Darth_Algar's avatar

Anyone who thinks the presidency is a cushy job (compared to anything) haven’t paid attention to the way it ages the men who have held the office.

JLeslie's avatar

It’s think SOS is more physically demanding.

I remember seeing Biden in an interview and saying Obama asked him what he would prefer SOS or VP, and his wife and he talked and decided VP, because SOS is so much more demanding when it comes to time, specifically the travel. I know you aren’t comparing VP and SOS, but I’m just offering that as more information about how demanding it is.

As a side note, when Biden said that I was like OMG I’m sure he should not have said that. It sounded like he got to pick. Talking too much. It might have been Obama asked Hillary the same question too, but it didn’t sound that way.

jca's avatar

I’d imagine it’s like comparing apples to oranges. Very difficult and each job has its own set of difficulties that may be easier for some, tougher for others depending on the person.

Uberwench's avatar

Clinton didn’t give up the job to avoid the rigors of her office. She did it to prepare for her presidential campaign.

ibstubro's avatar

Clinton repeated and publicly denied any interest in another run for POTUS during her tenure as SOS, @Uberwench

I don’t have the time for specifics right now, but that information came from reading this yesterday.

Uberwench's avatar

@ibstubro People say shit like that all the time. And even if it was true then, she has a right to change her mind (and to quit her job to prepare for the next one if and when she does change her mind). And I don’t see anything in the Wikipedia article that supports your impression. Maybe you’re talking about the blod clot from near the end of her tenure? But the timing of that, from which she made a full recovery, is entirely coincidental.

ibstubro's avatar

Now, Clinton got too hot has pneumonia.
Is the woman incapable of telling the truth?

BellaB's avatar

Just think of her as FDR and it seems normal.

JLeslie's avatar

I haven’t followed the news. Is it walking pneumonia? Is she hospitalized?

Uberwench's avatar

@ibstubro How is getting pneumonia lying?

ibstubro's avatar

Walking pneumonia, @JLeslie. 3 days rest.
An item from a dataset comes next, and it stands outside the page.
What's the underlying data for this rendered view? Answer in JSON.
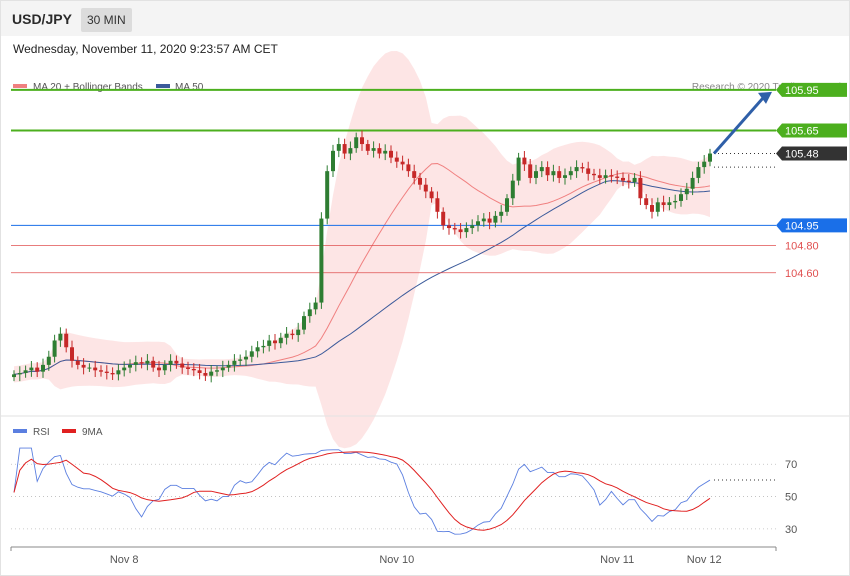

Telling the media Clinton “got too hot” instead of admitting that she had been diagnosed with pneumonia is at best disingenuous, @Uberwench, at worst a lie.
Why didn’t she just admit the diagnosis and take the 3 days off her doctor recommended? She had a chance to address her transparency problem, and instead made it worse. It’s getting caught out in all these little cover-ups that makes people distrust her.

JLeslie's avatar

^^I think she should have just been honest with the people and herself and rested also. Walking pneumonia is no joke.

Darth_Algar's avatar


You think she’s the only politician who downplays illness? Hardly. Most do, as any admission of illness is usually fodder for ceaseless “are they healthy enough for the job” speculation. Hell, we had one president spend his entire term in office going to great pains to hide how sick he really was from the public.He still led the nation through the worst economic period of the last century, the biggest war in history and he’s generally regarded as one of, if not the, best presidents we’ve ever had. But if he had been truthful about the extent of his illness he probably would never have been elected to the office in the first place.

Darth_Algar's avatar

Yes, FDR was disabled by polio. And, as I said, he went to great pains to hide from the public just how effected he was by it. Had the public known the true extent of his illness it’s highly unlikely that he ever would have been elected to office.